History was made on Sunday afternoon when the Yankees took on the Tampa Bay Rays for Opening Day.
Unfortunately it wasn’t the feel-good history that the Yankees can brag about for the rest of their franchise’s existence.
Masahiro Tanaka had one of the ugliest starts you would ever see, allowing seven runs on eight hits in 2.2 innings. But that wasn’t the history Tanaka made.
He was the first Yankees pitcher in the last 100 seasons to not only allow seven home runs, but also two home runs.
So what happened to Tanaka on Opening Day? No one, not even Joe Girardi could anticipate as bad a start from Tanaka of all people.
“I think he didn’t command anything,” Yankees pitching coach Larry Rothschild said after the Yankees fell to the Rays 7-3 at Tropicana Field. “But it starts with the fastball and he was just out of whack. It wasn’t noticeable delivery wise, but he pulled some balls and overthrew a few pitches and just couldn’t find the rhythm.
“He didn’t have command of his fastball. If you’re throwing a fastball downhill and the right way, the split is going to be good. It didn’t have the same finish to it.”

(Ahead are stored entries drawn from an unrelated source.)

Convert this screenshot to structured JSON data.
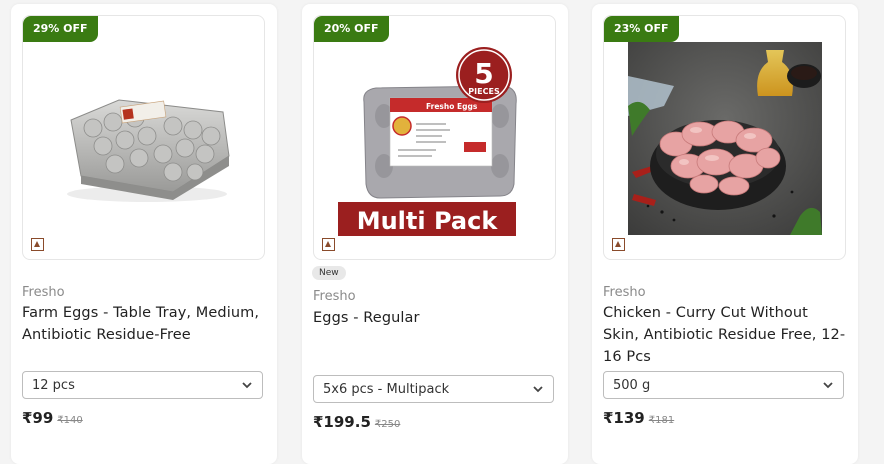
{
  "colors": {
    "badge": "#3a7b12",
    "page_bg": "#f4f4f4"
  },
  "products": [
    {
      "discount": "29% OFF",
      "brand": "Fresho",
      "title": "Farm Eggs - Table Tray, Medium, Antibiotic Residue-Free",
      "pack": "12 pcs",
      "price": "₹99",
      "mrp": "₹140",
      "image": "egg-tray-image"
    },
    {
      "discount": "20% OFF",
      "tag": "New",
      "brand": "Fresho",
      "title": "Eggs - Regular",
      "pack": "5x6 pcs - Multipack",
      "price": "₹199.5",
      "mrp": "₹250",
      "image": "egg-multipack-image",
      "image_text": {
        "pieces_num": "5",
        "pieces_word": "PIECES",
        "banner": "Multi Pack",
        "label": "Fresho Eggs"
      }
    },
    {
      "discount": "23% OFF",
      "brand": "Fresho",
      "title": "Chicken - Curry Cut Without Skin, Antibiotic Residue Free, 12-16 Pcs",
      "pack": "500 g",
      "price": "₹139",
      "mrp": "₹181",
      "image": "chicken-bowl-image"
    }
  ]
}
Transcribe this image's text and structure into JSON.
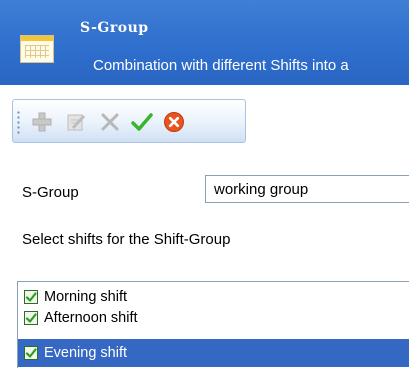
{
  "header": {
    "title": "S-Group",
    "subtitle": "Combination with different Shifts into a",
    "icon": "calendar-icon"
  },
  "toolbar": {
    "buttons": [
      {
        "name": "add",
        "icon": "plus-icon",
        "enabled": false
      },
      {
        "name": "edit",
        "icon": "edit-icon",
        "enabled": false
      },
      {
        "name": "delete",
        "icon": "x-icon",
        "enabled": false
      },
      {
        "name": "confirm",
        "icon": "checkmark-icon",
        "enabled": true
      },
      {
        "name": "cancel",
        "icon": "cancel-icon",
        "enabled": true
      }
    ]
  },
  "form": {
    "group_label": "S-Group",
    "group_value": "working group",
    "shifts_label": "Select shifts for the Shift-Group"
  },
  "shifts": [
    {
      "label": "Morning shift",
      "checked": true,
      "selected": false
    },
    {
      "label": "Afternoon shift",
      "checked": true,
      "selected": false
    },
    {
      "label": "Evening shift",
      "checked": true,
      "selected": true
    }
  ],
  "colors": {
    "header_bg": "#2f6fcd",
    "selection_bg": "#3468c3",
    "check_green": "#2e9b22",
    "confirm_green": "#39b52a",
    "cancel_orange": "#e8531f"
  }
}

The way Tanaka pitched on Opening Day was the opposite of how he pitched during Spring Training. Tanaka posted a 0.38 ERA in 28.2 innings during the Grapefruit League.
Tanaka attempted to make in-game adjustments against the Rays, which is something Tanaka has done well over his career. He failed at making those adjustments, which caused him to get knocked around for almost three innings.
“He tried a few things and it just didn’t work,” Rothschild said. “He’s usually very good at having a couple pitches to go to when something else isn’t working, but because command-wise overall he was off, he really had nowhere to go.”
So what’s the game plan for Tanaka as he anticipates his next start?
“Basically forget it,” Rothschild said. “But if there’s something that I see that we need to work on and correct, then that’s what we’ll do in-between (starts) on the side.
“You get concerned about everybody no matter what, but he’s really good at self-correcting and straightening things out and I think he’ll get back on it pretty quickly.”